CHIP received favorable reviews, and constant comparisons to Raspberry Pi. Laura Sydell of NPR asked if the device could "spark a new wave of tinkering and innovation", noting it was also open source hardware. Marco della Cava of USA Today said that the device "represent[s] opportunities to both close the technology gap in developing and developed countries alike, while encouraging children to learn coding, due to their approachable design".

Reviewers also noted its low price. Bo Moore of PC Gamer said the price of CHIP "[puts] Raspberry Pi 2 to shame", and Ian Paul of PCWorld said it made "Raspberry Pi's price seem luxurious". Within days of the launch of its Kickstarter, US national media outlets like The Washington Post and Time followed with glowing coverage. Even Fortune joined the chorus with headline "This $9 computer could change the economics of building hardware."

Since its alpha shipping, CHIP has attracted an enthusiastic user base, communicating mainly on NTC's bulletin board system (BBS). At the time of NTC's demise, the BBS had over 10,000 users, with hundreds of active users and hundreds of postings every month, to a total of over 100,000.

Despite enthusiasm from reviewers and users, Next Thing Co. declared bankruptcy in March 2018, leaving many pre-order customers with undelivered orders.

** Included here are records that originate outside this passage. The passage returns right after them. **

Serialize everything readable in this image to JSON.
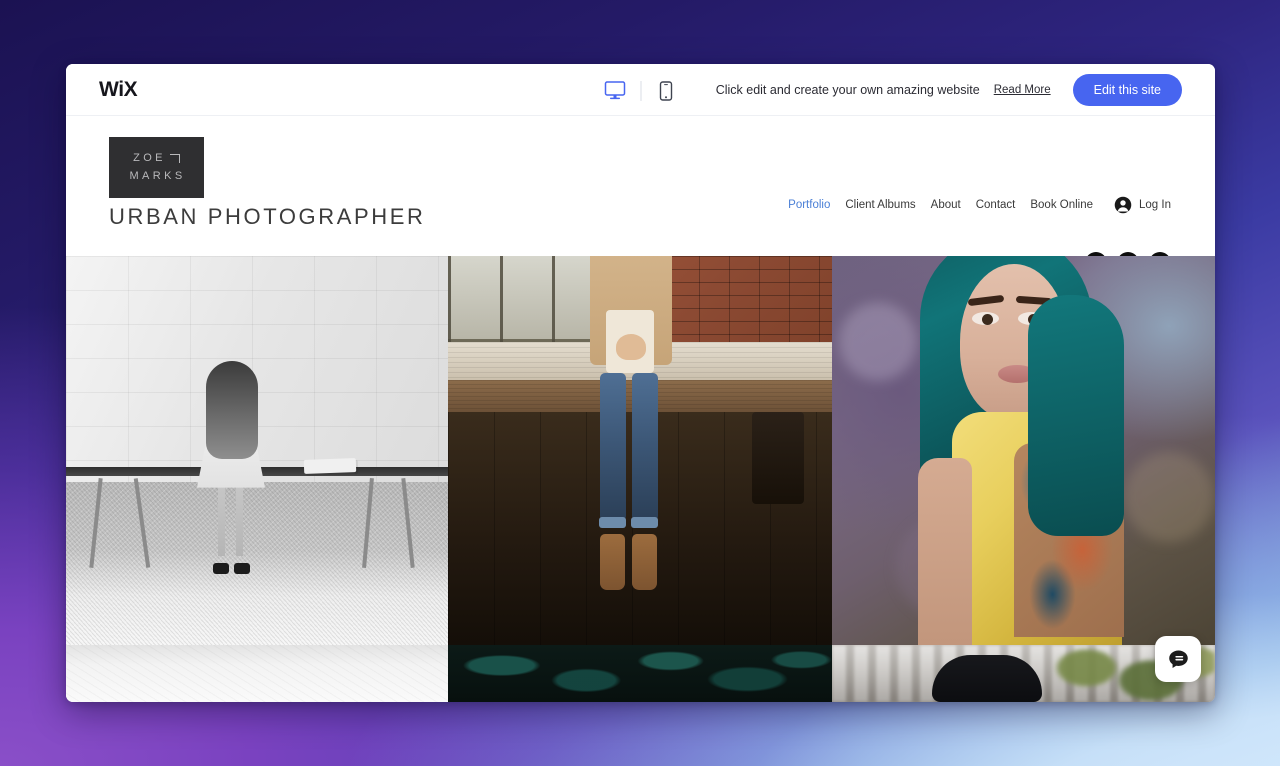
{
  "editor_bar": {
    "logo": "WiX",
    "logo_icon": "wix-logo",
    "desktop_icon": "desktop-monitor-icon",
    "mobile_icon": "mobile-phone-icon",
    "promo_text": "Click edit and create your own amazing website",
    "read_more_label": "Read More",
    "edit_button_label": "Edit this site",
    "accent_color": "#4765f0",
    "active_device": "desktop"
  },
  "site": {
    "brand": {
      "line1": "ZOE",
      "line2": "MARKS",
      "mark_icon": "corner-bracket-icon",
      "block_color": "#2f2f31"
    },
    "title": "URBAN PHOTOGRAPHER",
    "nav": [
      {
        "label": "Portfolio",
        "active": true
      },
      {
        "label": "Client Albums",
        "active": false
      },
      {
        "label": "About",
        "active": false
      },
      {
        "label": "Contact",
        "active": false
      },
      {
        "label": "Book Online",
        "active": false
      }
    ],
    "login": {
      "label": "Log In",
      "avatar_icon": "user-avatar-icon"
    },
    "social": [
      {
        "name": "facebook-icon",
        "label": "Facebook"
      },
      {
        "name": "twitter-icon",
        "label": "Twitter"
      },
      {
        "name": "instagram-icon",
        "label": "Instagram"
      }
    ],
    "active_nav_color": "#4a7fd6"
  },
  "gallery": {
    "items": [
      {
        "name": "photo-girl-on-bench",
        "alt": "Black and white photo of a woman sitting on a bench against a tiled wall"
      },
      {
        "name": "photo-legs-brick-wall",
        "alt": "Woman in jeans and boots sitting on a wooden counter by a brick wall"
      },
      {
        "name": "photo-teal-hair-tattoo",
        "alt": "Portrait of a woman with teal hair, yellow top and shoulder tattoo"
      },
      {
        "name": "photo-white-wall",
        "alt": "Light textured wall"
      },
      {
        "name": "photo-dark-ivy",
        "alt": "Dark green ivy foliage"
      },
      {
        "name": "photo-street-portrait",
        "alt": "Silhouetted head against a blurred street scene"
      }
    ]
  },
  "chat": {
    "icon": "chat-bubble-icon",
    "label": "Chat"
  }
}
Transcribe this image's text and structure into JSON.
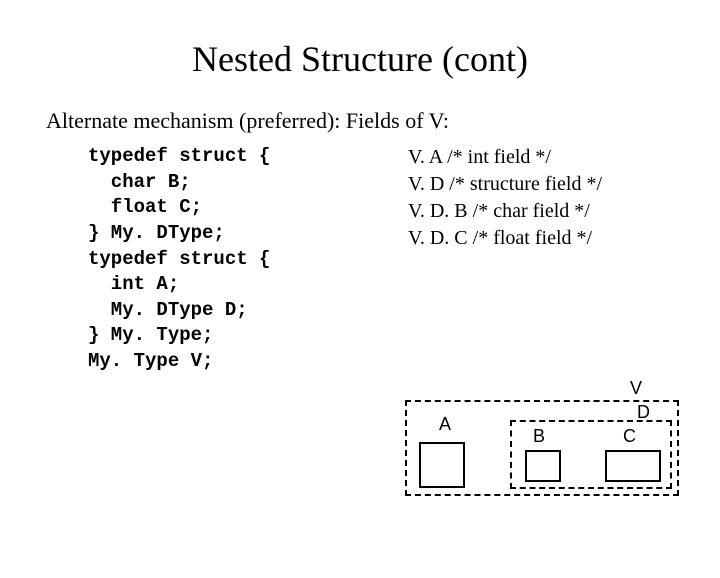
{
  "title": "Nested Structure (cont)",
  "subtitle_left": "Alternate mechanism (preferred):",
  "subtitle_right": "Fields of V:",
  "code": [
    "typedef struct {",
    "  char B;",
    "  float C;",
    "} My. DType;",
    "typedef struct {",
    "  int A;",
    "  My. DType D;",
    "} My. Type;",
    "",
    "My. Type V;"
  ],
  "fields": [
    "V. A /* int field */",
    "V. D /* structure field */",
    "V. D. B /* char field */",
    "V. D. C /* float field */"
  ],
  "diagram": {
    "V": "V",
    "A": "A",
    "D": "D",
    "B": "B",
    "C": "C"
  }
}
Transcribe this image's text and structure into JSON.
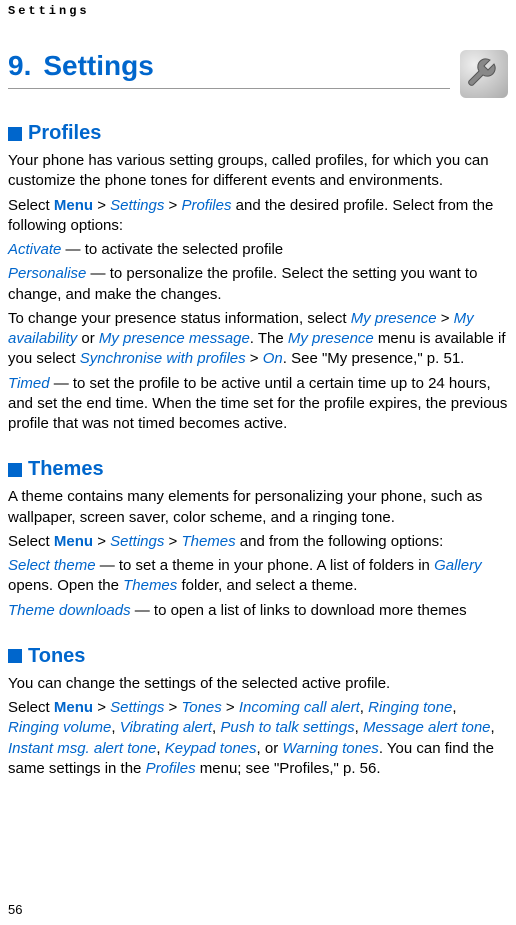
{
  "header": "Settings",
  "chapter": {
    "number": "9.",
    "title": "Settings"
  },
  "sections": {
    "profiles": {
      "heading": "Profiles",
      "p1": "Your phone has various setting groups, called profiles, for which you can customize the phone tones for different events and environments.",
      "p2_pre": "Select ",
      "menu": "Menu",
      "gt": " > ",
      "settings": "Settings",
      "profiles_link": "Profiles",
      "p2_post": " and the desired profile. Select from the following options:",
      "activate": "Activate",
      "activate_desc": " — to activate the selected profile",
      "personalise": "Personalise",
      "personalise_desc": " — to personalize the profile. Select the setting you want to change, and make the changes.",
      "presence_pre": "To change your presence status information, select ",
      "my_presence": "My presence",
      "my_availability": "My availability",
      "or": " or ",
      "my_presence_message": "My presence message",
      "presence_mid": ". The ",
      "presence_mid2": " menu is available if you select ",
      "sync": "Synchronise with profiles",
      "on": "On",
      "presence_post": ". See \"My presence,\" p. 51.",
      "timed": "Timed",
      "timed_desc": " — to set the profile to be active until a certain time up to 24 hours, and set the end time. When the time set for the profile expires, the previous profile that was not timed becomes active."
    },
    "themes": {
      "heading": "Themes",
      "p1": "A theme contains many elements for personalizing your phone, such as wallpaper, screen saver, color scheme, and a ringing tone.",
      "p2_pre": "Select ",
      "themes_link": "Themes",
      "p2_post": " and from the following options:",
      "select_theme": "Select theme",
      "select_theme_desc_pre": " — to set a theme in your phone. A list of folders in ",
      "gallery": "Gallery",
      "select_theme_desc_mid": " opens. Open the ",
      "themes_folder": "Themes",
      "select_theme_desc_post": " folder, and select a theme.",
      "theme_downloads": "Theme downloads",
      "theme_downloads_desc": " — to open a list of links to download more themes"
    },
    "tones": {
      "heading": "Tones",
      "p1": "You can change the settings of the selected active profile.",
      "p2_pre": "Select ",
      "tones_link": "Tones",
      "sep": "  > ",
      "incoming": "Incoming call alert",
      "comma": ", ",
      "ringing_tone": "Ringing tone",
      "ringing_volume": "Ringing volume",
      "vibrating": "Vibrating alert",
      "push": "Push to talk settings",
      "message_alert": "Message alert tone",
      "instant": "Instant msg. alert tone",
      "keypad": "Keypad tones",
      "or_text": ", or ",
      "warning": "Warning tones",
      "p2_post_pre": ". You can find the same settings in the ",
      "profiles_menu": "Profiles",
      "p2_post": " menu; see \"Profiles,\" p. 56."
    }
  },
  "page_number": "56"
}
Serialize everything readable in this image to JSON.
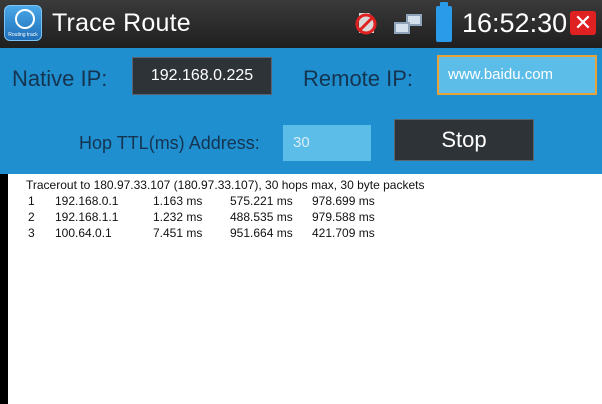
{
  "titlebar": {
    "app_icon": "routing-track-app-icon",
    "app_icon_caption": "Routing track",
    "title": "Trace Route",
    "status_icons": [
      "no-sd-card-icon",
      "network-icon",
      "battery-icon"
    ],
    "time": "16:52:30",
    "close_label": "✕"
  },
  "panel": {
    "native_ip_label": "Native IP:",
    "native_ip_value": "192.168.0.225",
    "remote_ip_label": "Remote IP:",
    "remote_ip_value": "www.baidu.com",
    "hop_label": "Hop TTL(ms) Address:",
    "hop_value": "30",
    "stop_label": "Stop"
  },
  "output": {
    "header": "Tracerout to 180.97.33.107 (180.97.33.107), 30 hops max, 30 byte packets",
    "hops": [
      {
        "num": "1",
        "ip": "192.168.0.1",
        "t1": "1.163 ms",
        "t2": "575.221 ms",
        "t3": "978.699 ms"
      },
      {
        "num": "2",
        "ip": "192.168.1.1",
        "t1": "1.232 ms",
        "t2": "488.535 ms",
        "t3": "979.588 ms"
      },
      {
        "num": "3",
        "ip": "100.64.0.1",
        "t1": "7.451 ms",
        "t2": "951.664 ms",
        "t3": "421.709 ms"
      }
    ]
  },
  "colors": {
    "titlebar": "#2b2b2b",
    "panel": "#1f8fd0",
    "field_dark": "#2e3338",
    "field_light": "#5cbde8",
    "focus_border": "#e8a23a",
    "close": "#e02121",
    "battery": "#2a9be8"
  }
}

===Archives and continuing support===
While NTC has published many of its hardware and software repositories on GitHub, surviving users also launched an effort in order to preserve useful documents, software, and other artifacts by leveraging the Internet Archive (a.k.a. archive.org). One effort is led by a user who has never received his preordered CHIP. Another user set up a standalone site focusing on binary packages and a Git repository.

In addition, the community also has a Wiki site that is independent of NTC. However, as of 2021, the website ceased to function. The original content is however available in the Internet Archive snapshot from November 2020.